A Sandwich a Day: Best Pizza's Meatball Sub
In this great city of ours, you could eat a different sandwich every day—so that's what we do with A Sandwich a Day, our daily look at sandwiches around New York City. Got a sandwich we should check out? Let us know. —The Mgmt.
"Wow. That meatball sandwich from Best Pizza? That might be the best meatball sandwich I've ever had."
That endorsement, folks, is from no less than our man Ed Levine, after I brought him half the sub from a recent visit to the new Williamsburg pizzeria. Best started making sandwiches a couple weeks ago, and in addition to the meatball, it also offers a chicken Parm sub. Both are $8.
Both sandwiches have as their base a 7-inch-or-so length of bread baked at Roberta's in Bushwick. (The guys from Roberta's are backing partners at Best, along with Brooklyn Star's Joaquin Baca.)
"That bread is perfect for a meatball sandwich," Ed said. And it really is. Plenty flavorful, it's crisp-chewy on the outside with a tender crumb whose open hole structure licks up any tomato sauce that might otherwise spill out the sides. It's the same sauce used on Best's grandma pie, made with crushed tomatoes, garlic, and finely chopped anchovies, all reduced to a thick, savory sandwich-worthy condiment.
The meatballs themselves are a mixture of Pat La Frieda short rib, spices and herbs that Best would not specify, some pecorino Romano, and a little ricotta. And, get this: They're blasted in the wood-fired oven, giving them a slightly chewy sear with a little bit of charring, with the rendered fat poured back on after the meatballs are nestled in the bread.

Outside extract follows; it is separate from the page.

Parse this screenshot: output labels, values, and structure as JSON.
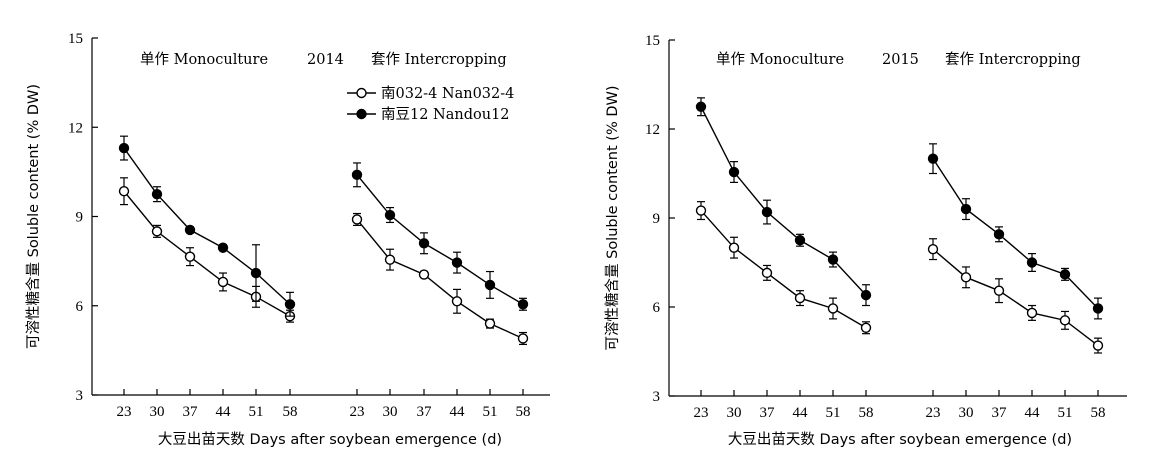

It's all finished with a little flat-leaf parsley and shavings of aged Romano — all in perfect proportion. This is a meatball sandwich that won't end up on your shirt, which is good, because you're going to want every last bit of it in your stomach. Believe me, Ed's lucky this thing survived the subway ride from Williamsburg to Chelsea.*
* Does this guy have the life or what? Didn't even have to leave his desk to try this — and the sub was still warm.